Sexual harassment of nurses and nursing students

Authors


Gila Bronner, Movement Disorders Unit, Department of Neurology, The Tel Aviv Souraski Medical Center, 6 Weizman Street, Tel Aviv, Israel. E-mail: gilab@netvision.net.il

Abstract

Background. Nursing has dealt with sexual harassment long before the term was coined during the 1970s. The current study investigated sexual harassment of nurses and nursing students in Israel following new legislation against sexual harassment in the workplace.

Methods. A self-report questionnaire was administered to 281 nurses and 206 nursing students (80% women) from five medical centres in Israel. Seven types of sexual harassment behaviour patterns were evaluated.

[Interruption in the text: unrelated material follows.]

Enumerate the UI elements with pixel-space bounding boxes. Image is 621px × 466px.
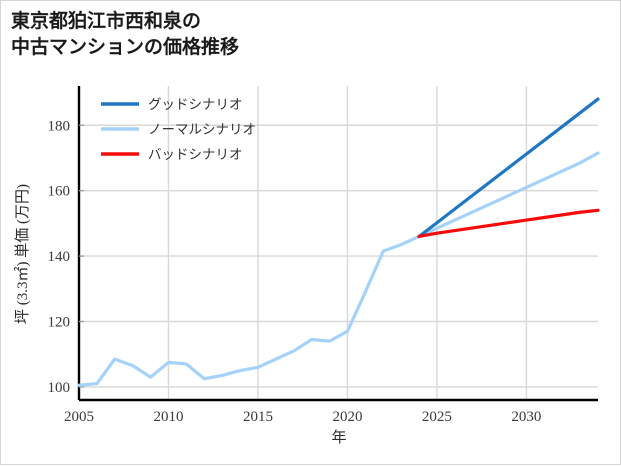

Findings. Frequency of sexual harassment decreased as the behaviour became more intimate and offensive. Ninety percent of subjects reported experiencing at least one type of sexual harassment and 30% described at least four types. A significant difference was found between nurses and nursing students. Furthermore, ‘severe’ types of behaviour were experienced by 33% of nurses, in comparison with 23% of nursing students. Women were significantly more exposed than men to ‘mild’ and ‘moderate’ types of sexual harassment, while 35% of men vs. 26% of women were exposed to ‘severe’ types of harassment. However, women responded significantly more assertively than men to ‘severe’ sexual harassment.

Conclusions. Particular attention is needed when sexual harassment occurs to male students and nurses because they may be subjected to the more offensive sexual conducts and at the same time may lack the ability to respond assertively.